The world is facing the real possibility of major war, perhaps nuclear war, with the United States clearly determined to isolate and provoke Russia, and eventually China. This truth has been turned upside down, inside out, by journalists.

Sabre-rattling

This half-baked reporting on the reality of the situation in Ukraine, has been compounded by regular stories on Russia’s threatening military activity. Vice Admiral Clive Johnstone, Commander of NATO’s Maritime Command, recently revealed to the press that there is now

more activity from Russian submarines than we’ve seen since the days of the Cold War

The New York Times highlighted a surprise military exercise in Russia’s southern region, that they frame as “a move that appeared intended to unnerve neighbors”. The Guardian published a truly hysterical claim that Putin aims “to foster the EU’s disintegration”, and that the threat from terrorist groups “do not compare with the threat emanating from Russia”. Certainly, Russia has fearsome military might, and could be a huge “threat” in armed conflict.

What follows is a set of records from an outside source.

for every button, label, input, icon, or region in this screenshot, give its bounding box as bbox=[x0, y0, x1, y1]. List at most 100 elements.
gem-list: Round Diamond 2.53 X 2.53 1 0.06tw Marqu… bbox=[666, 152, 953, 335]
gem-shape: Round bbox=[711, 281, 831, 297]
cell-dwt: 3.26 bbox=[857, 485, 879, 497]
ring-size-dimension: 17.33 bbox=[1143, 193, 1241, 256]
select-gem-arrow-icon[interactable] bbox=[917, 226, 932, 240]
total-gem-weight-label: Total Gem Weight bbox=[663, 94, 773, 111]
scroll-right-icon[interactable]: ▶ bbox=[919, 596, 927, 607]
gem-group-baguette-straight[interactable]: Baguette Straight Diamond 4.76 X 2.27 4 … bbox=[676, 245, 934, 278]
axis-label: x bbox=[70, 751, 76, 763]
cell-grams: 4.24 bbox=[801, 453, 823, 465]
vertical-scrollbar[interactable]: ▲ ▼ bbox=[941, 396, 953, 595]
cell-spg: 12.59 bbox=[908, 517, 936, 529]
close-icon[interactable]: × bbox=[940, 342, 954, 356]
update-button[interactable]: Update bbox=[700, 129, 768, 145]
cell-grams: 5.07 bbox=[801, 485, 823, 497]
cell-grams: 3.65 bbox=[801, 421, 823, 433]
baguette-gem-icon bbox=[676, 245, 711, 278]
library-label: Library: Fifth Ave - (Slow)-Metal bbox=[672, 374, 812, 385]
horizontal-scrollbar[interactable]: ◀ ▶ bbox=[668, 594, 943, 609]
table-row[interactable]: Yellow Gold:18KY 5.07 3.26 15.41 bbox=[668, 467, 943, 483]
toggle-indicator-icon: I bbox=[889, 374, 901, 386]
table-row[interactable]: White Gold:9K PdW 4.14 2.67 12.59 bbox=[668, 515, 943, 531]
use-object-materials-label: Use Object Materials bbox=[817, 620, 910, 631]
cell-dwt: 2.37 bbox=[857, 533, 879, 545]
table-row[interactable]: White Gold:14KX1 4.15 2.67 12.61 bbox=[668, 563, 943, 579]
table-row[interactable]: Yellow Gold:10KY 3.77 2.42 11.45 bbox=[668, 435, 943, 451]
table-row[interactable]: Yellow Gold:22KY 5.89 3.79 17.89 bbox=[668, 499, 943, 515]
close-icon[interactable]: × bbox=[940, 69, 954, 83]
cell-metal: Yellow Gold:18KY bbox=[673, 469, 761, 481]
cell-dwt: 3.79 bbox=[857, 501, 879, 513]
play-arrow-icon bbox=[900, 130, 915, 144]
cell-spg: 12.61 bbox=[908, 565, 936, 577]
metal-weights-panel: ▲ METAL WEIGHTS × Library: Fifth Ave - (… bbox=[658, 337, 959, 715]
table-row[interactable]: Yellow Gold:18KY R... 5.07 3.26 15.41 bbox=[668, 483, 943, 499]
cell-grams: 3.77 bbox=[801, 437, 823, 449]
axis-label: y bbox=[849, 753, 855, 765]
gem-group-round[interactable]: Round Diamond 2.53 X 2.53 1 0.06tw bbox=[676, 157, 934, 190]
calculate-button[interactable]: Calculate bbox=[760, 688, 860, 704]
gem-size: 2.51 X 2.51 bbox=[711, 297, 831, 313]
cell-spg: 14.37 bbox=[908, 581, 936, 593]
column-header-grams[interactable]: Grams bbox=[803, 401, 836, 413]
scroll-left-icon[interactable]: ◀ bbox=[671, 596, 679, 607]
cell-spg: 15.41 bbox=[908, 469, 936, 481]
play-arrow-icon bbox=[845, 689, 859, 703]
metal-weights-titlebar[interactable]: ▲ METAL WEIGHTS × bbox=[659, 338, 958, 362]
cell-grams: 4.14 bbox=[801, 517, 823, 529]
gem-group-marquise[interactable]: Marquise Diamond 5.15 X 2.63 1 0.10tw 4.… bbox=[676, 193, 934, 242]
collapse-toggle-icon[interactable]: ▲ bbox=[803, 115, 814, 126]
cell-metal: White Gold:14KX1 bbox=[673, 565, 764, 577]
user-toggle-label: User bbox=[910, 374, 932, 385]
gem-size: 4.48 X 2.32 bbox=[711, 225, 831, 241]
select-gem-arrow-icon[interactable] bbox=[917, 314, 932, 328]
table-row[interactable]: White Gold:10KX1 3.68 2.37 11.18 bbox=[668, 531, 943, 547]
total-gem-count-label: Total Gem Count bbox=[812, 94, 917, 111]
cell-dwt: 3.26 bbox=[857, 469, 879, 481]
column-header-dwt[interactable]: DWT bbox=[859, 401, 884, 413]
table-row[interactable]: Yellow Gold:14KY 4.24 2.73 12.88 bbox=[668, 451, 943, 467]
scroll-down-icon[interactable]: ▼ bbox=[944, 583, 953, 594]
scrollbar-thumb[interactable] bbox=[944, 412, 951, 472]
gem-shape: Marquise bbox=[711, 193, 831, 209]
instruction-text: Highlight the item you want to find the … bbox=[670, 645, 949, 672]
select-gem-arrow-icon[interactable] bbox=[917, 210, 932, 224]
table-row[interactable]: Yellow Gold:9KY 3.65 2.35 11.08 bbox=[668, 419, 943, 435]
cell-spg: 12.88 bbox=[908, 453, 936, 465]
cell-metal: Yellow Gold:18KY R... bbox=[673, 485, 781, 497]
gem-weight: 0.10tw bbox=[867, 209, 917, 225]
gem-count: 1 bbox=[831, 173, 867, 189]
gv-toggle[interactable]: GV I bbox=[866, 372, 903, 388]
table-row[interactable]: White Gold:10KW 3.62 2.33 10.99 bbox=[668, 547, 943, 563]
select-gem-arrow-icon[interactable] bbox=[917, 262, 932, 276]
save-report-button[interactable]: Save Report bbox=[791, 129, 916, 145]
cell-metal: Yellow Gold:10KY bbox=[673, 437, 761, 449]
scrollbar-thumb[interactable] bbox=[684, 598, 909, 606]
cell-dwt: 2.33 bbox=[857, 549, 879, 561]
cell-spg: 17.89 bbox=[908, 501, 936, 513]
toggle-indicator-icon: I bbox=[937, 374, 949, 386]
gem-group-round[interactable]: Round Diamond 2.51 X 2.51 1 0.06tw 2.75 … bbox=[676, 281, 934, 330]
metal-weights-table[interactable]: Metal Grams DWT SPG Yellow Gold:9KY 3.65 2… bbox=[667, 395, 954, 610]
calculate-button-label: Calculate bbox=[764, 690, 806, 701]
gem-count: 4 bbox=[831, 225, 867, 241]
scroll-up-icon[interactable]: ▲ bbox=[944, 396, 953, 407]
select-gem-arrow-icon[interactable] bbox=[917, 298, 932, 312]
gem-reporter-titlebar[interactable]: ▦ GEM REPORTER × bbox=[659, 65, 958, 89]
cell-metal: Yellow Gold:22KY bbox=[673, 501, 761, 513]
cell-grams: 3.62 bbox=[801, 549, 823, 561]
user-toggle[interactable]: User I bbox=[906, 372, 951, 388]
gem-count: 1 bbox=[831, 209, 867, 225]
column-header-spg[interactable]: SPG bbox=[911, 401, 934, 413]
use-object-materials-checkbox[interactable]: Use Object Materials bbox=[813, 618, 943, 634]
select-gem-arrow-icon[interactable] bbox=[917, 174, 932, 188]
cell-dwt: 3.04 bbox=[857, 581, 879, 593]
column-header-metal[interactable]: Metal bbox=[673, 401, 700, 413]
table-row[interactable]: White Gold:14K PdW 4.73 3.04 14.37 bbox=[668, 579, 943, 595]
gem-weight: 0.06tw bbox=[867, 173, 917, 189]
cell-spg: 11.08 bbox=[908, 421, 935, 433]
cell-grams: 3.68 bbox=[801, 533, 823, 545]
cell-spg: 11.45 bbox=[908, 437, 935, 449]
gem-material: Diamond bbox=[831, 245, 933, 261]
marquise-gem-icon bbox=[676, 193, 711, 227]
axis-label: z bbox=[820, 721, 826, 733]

But suggesting that aggression is solely “emanating from” Russia is not true, as NATO’s Russian border build-up proves.

And these are just stories from the last two weeks.

Rarely though, do we encounter such alarmist reports about our own aggression. The news of airborne military drills staged by NATO in 2015, which were the largest since the end of the Cold War, is calmly conveyed. The reporting on naval drills happening in September 2015, involving some 2,500 troops from 11 NATO-aligned countries, is scribed without even an exclamation mark. These exercises were in Ukraine, as were these, these and these. That’s big news for Russia, even if it’s not reported as such at home.

It is the equivalent of Russia making an agreement with the SNP, in an independent Scotland, to stage military exercises in the Highlands. That would certainly make the front page in the UK.

One minute to midnight

One of NATO’s key principles, as a military alliance, makes clear that:

an attack against one Ally is an attack against all Allies, and that the Alliance as a whole will respond

This principle was stressed by Stoltenberg in his comments on the new “enhanced forward presence”.

Turkey – a NATO member – has an increasingly hostile relationship with Russia. The tensions between them reached a fatal level in November 2015, when Turkey shot down a Russian military plane. Turkey claimed the plane had breached its airspace. However, shortly before the incident, Putin had attended the G20 summit and supposedly shared intelligence which implicates 40 countries – including G20 nations – in the financing of Daesh. Although he did not publicly reveal the names on this list, it is highly likely Turkey is on it. Putin’s remarks, on Turkey’s downing of its plane, say as much:

today’s loss is a result of a stab in the back delivered by terrorists’ accomplices.

Russia has placed sanctions on Turkey as a result, and the relationship between the two is on a knife edge. Turkey has claimed more airspace incursions, and if it shoots down another plane, Russia will respond. But with this latest NATO move, that would propel the Alliance as a whole to respond to Russia – from its borders.

This sort of climate is dangerous. It is the perfect storm for events spiralling out of control. Of course, defence companies will be raising glasses at the mere thought. Trident advocates will use it as ammunition for their cause. But as General Lee Butler, former head of the U.S. Strategic Command, warned:

it is a near miracle that we have escaped destruction so far, and the longer we tempt fate, the less likely it is that we can hope for divine intervention to perpetuate the miracle.

He’s right. Responsibility demands we condemn these fatal decisions, before this new Cold War heats up and reaches explosive proportions.